The insomniacal thoughts of this man plague me as he struggles through the night. The alarm clock with the lighted dial is checked repeatedly, interspersed with tossing and turning and cursing and pillow pounding. I feel both the slowness of the passage of time and the relentless slogging toward morning light. How is this accomplished? Perhaps I am responding to ambiguous subliminal cues hidden in individual frames. Perhaps I am projecting all of this onto the scene and there is nothing of this there. I am put in mind of Dyrgenev’s experiments. He projected black, gray, and white onto a screen. People saw snowstorms in the white image. One man saw a snowstorm on a moonless night in the black screen. Just as I’ve concluded it’s my own psyche on this screen, a dim morning light peeks through a narrow opening in the drapes and I learn the room, exactly as I pictured it, is there before me: the dresser, the desk, the pile of clothes at the foot of the bed. The mundane horror of a night of wakefulness has been fully experienced, as well as the hopelessness attendant to an awareness that this is a nightly battle and has been since youth. The old man is exhausted. I am exhausted. I think, He could be me, if I were an old man, and I feel a sense of relief that I am not, that there is still time for me to figure this out, to not be conquered by a lifetime of sleeplessness.
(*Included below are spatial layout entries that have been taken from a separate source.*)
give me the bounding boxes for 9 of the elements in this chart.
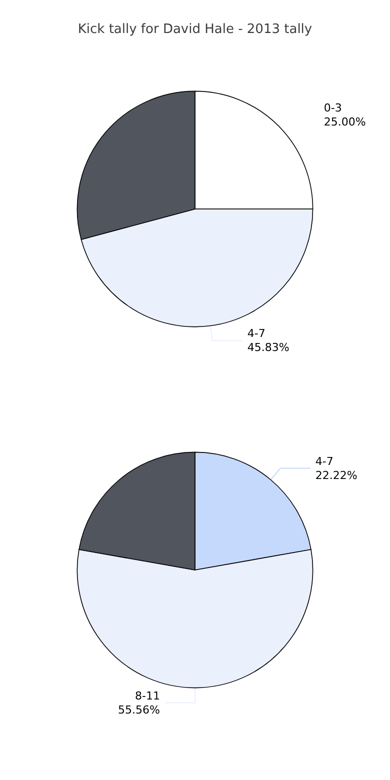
slice-label: 8-11 <box>135 689 160 702</box>
slice-label: 4-7 <box>315 454 334 468</box>
slice-label: 0-3 <box>324 102 342 115</box>
data-label: 55.56% <box>118 703 160 716</box>
data-label: 22.22% <box>315 468 358 482</box>
data-label: 25.00% <box>324 116 366 129</box>
slice-label: 4-7 <box>247 327 266 340</box>
data-label: 45.83% <box>247 341 290 354</box>
chart-title: Kick tally for David Hale - 2013 tally <box>78 22 312 37</box>
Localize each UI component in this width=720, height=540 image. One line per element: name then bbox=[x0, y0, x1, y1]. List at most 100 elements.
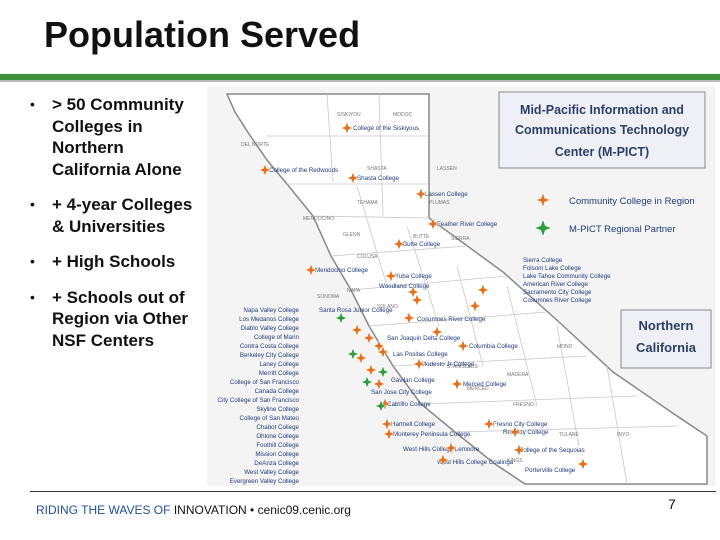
community-college-star-icon bbox=[508, 425, 522, 439]
bullet-item: • + Schools out of Region via Other NSF C… bbox=[22, 287, 197, 352]
college-label: Ohlone College bbox=[256, 433, 299, 440]
college-label: San Joaquin Delta College bbox=[387, 335, 461, 342]
community-college-star-icon bbox=[376, 345, 390, 359]
county-label: LASSEN bbox=[437, 166, 457, 172]
bullet-list: • > 50 Community Colleges in Northern Cal… bbox=[22, 94, 197, 365]
footer-divider bbox=[30, 491, 716, 492]
community-college-star-icon bbox=[468, 299, 482, 313]
college-label: DeAnza College bbox=[254, 460, 299, 467]
county-label: SOLANO bbox=[377, 304, 398, 310]
college-label: Woodland College bbox=[379, 283, 430, 290]
community-college-star-icon bbox=[414, 187, 428, 201]
community-college-star-icon bbox=[364, 363, 378, 377]
college-label: Santa Rosa Junior College bbox=[319, 307, 393, 314]
college-label: Columbia College bbox=[469, 343, 518, 350]
county-label: TEHAMA bbox=[357, 200, 379, 206]
community-college-stars bbox=[258, 121, 590, 471]
community-college-star-icon bbox=[346, 171, 360, 185]
college-label: Hartnell College bbox=[391, 421, 436, 428]
map-legend: Community College in Region M-PICT Regio… bbox=[532, 191, 695, 239]
community-college-star-icon bbox=[476, 283, 490, 297]
college-label: Lassen College bbox=[425, 191, 468, 198]
county-label: BUTTE bbox=[413, 234, 430, 240]
college-label: Canada College bbox=[255, 388, 300, 395]
college-label: Cabrillo College bbox=[387, 401, 431, 408]
community-college-star-icon bbox=[304, 263, 318, 277]
college-label: West Valley College bbox=[244, 469, 299, 476]
college-label: Mission College bbox=[255, 451, 299, 458]
community-college-star-icon bbox=[412, 357, 426, 371]
county-label: PLUMAS bbox=[429, 200, 450, 206]
community-college-star-icon bbox=[382, 427, 396, 441]
county-label: STANISLAUS bbox=[447, 364, 478, 370]
legend-green-star-icon bbox=[532, 217, 554, 239]
community-college-star-icon bbox=[402, 311, 416, 325]
regional-partner-star-icon bbox=[374, 399, 388, 413]
college-label: Porterville College bbox=[525, 467, 576, 474]
county-lines bbox=[267, 93, 678, 485]
college-label: Skyline College bbox=[256, 406, 299, 413]
title-divider-green bbox=[0, 74, 720, 80]
college-label: Monterey Peninsula College bbox=[393, 431, 471, 438]
community-college-star-icon bbox=[258, 163, 272, 177]
college-label: San Jose City College bbox=[371, 389, 432, 396]
region-box-line: California bbox=[636, 340, 697, 355]
college-label: Merritt College bbox=[259, 370, 300, 377]
county-label: MERCED bbox=[467, 386, 489, 392]
legend-label: M-PICT Regional Partner bbox=[569, 224, 675, 235]
college-label: Gavilan College bbox=[391, 377, 435, 384]
regional-partner-star-icon bbox=[334, 311, 348, 325]
college-label: Cosumnes River College bbox=[417, 316, 486, 323]
footer-brand-text: RIDING THE WAVES OF bbox=[36, 503, 171, 517]
community-college-star-icon bbox=[456, 339, 470, 353]
bullet-item: • + High Schools bbox=[22, 251, 197, 273]
community-college-star-icon bbox=[426, 217, 440, 231]
footer-innovation-text: INNOVATION bbox=[173, 503, 247, 517]
college-label: Sierra College bbox=[523, 257, 563, 264]
college-label: Sacramento City College bbox=[523, 289, 592, 296]
college-label: Folsom Lake College bbox=[523, 265, 582, 272]
community-college-star-icon bbox=[340, 121, 354, 135]
legend-label: Community College in Region bbox=[569, 196, 695, 207]
mpict-center-box: Mid-Pacific Information and Communicatio… bbox=[498, 91, 706, 169]
college-label: Mendocino College bbox=[315, 267, 369, 274]
county-label: FRESNO bbox=[513, 402, 534, 408]
community-college-star-icon bbox=[362, 331, 376, 345]
bullet-dot-icon: • bbox=[30, 196, 35, 212]
legend-orange-star-icon bbox=[534, 191, 552, 209]
community-college-star-icon bbox=[392, 237, 406, 251]
college-label: College of the Redwoods bbox=[269, 167, 338, 174]
county-label: GLENN bbox=[343, 232, 361, 238]
center-box-line: Communications Technology bbox=[515, 123, 689, 137]
region-box-line: Northern bbox=[639, 318, 694, 333]
college-label: College of the Sequoias bbox=[519, 447, 585, 454]
community-college-star-icon bbox=[576, 457, 590, 471]
county-label: SHASTA bbox=[367, 166, 387, 172]
county-label: KINGS bbox=[507, 458, 523, 464]
community-college-star-icon bbox=[350, 323, 364, 337]
county-label: MADERA bbox=[507, 372, 529, 378]
community-college-star-icon bbox=[430, 325, 444, 339]
college-label: College of San Mateo bbox=[239, 415, 299, 422]
bullet-text: + 4-year Colleges & Universities bbox=[52, 195, 193, 236]
college-label: West Hills College Coalinga bbox=[437, 459, 514, 466]
college-label: College of the Siskiyous bbox=[353, 125, 419, 132]
college-label: Diablo Valley College bbox=[241, 325, 300, 332]
county-label: MENDOCINO bbox=[303, 216, 334, 222]
community-college-star-icon bbox=[410, 293, 424, 307]
community-college-star-icon bbox=[436, 453, 450, 467]
regional-partner-star-icon bbox=[360, 375, 374, 389]
bullet-text: + High Schools bbox=[52, 252, 176, 271]
college-label: Shasta College bbox=[357, 175, 400, 182]
bullet-item: • + 4-year Colleges & Universities bbox=[22, 194, 197, 237]
bullet-text: > 50 Community Colleges in Northern Cali… bbox=[52, 95, 184, 179]
regional-partner-star-icon bbox=[346, 347, 360, 361]
college-label: Foothill College bbox=[256, 442, 299, 449]
county-label: MONO bbox=[557, 344, 573, 350]
college-label: Lake Tahoe Community College bbox=[523, 273, 611, 280]
community-college-star-icon bbox=[372, 377, 386, 391]
community-college-star-icon bbox=[450, 377, 464, 391]
college-label: Laney College bbox=[259, 361, 299, 368]
community-college-star-icon bbox=[380, 417, 394, 431]
center-box-line: Mid-Pacific Information and bbox=[520, 103, 684, 117]
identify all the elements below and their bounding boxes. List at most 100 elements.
The old man thinks “time to get up” and does, tossing the tangle of sheets aside. There is not much of an erection these days, but there is something. I feel his thoughts, the routine acknowledgment of the semi-erect penis, the need to urinate. I compare it to my own morning experience. I become conscious of my own need to urinate. As he makes his way to the bathroom, I consider whether I can wait or if I should run out myself. I think it might be safe to make a dash for it now. I decide not much is going to happen in the next two minutes. But I don’t want to chance it. The movie is dull but also unlike anything I’ve ever experienced, and I can’t safely predict what might happen next. I check my watch and find that although I just watched him toss and turn in bed for six hours, only three minutes have passed. Maybe I don’t have to urinate. The old man flushes and leaves the bathroom. Oddly, my need to urinate is gone. In the upstairs hallway, he passes the door to his wife’s room. She is snoring behind it. I know that is why they sleep in separate bedrooms. I judge their marriage. This is not what marriage should be. I will never get this old. Even if I live to this age, I will never be old like that. It is a choice to become old like this. People can remain young at heart. The movie ends, no credits, no fade; it just stops. I leave.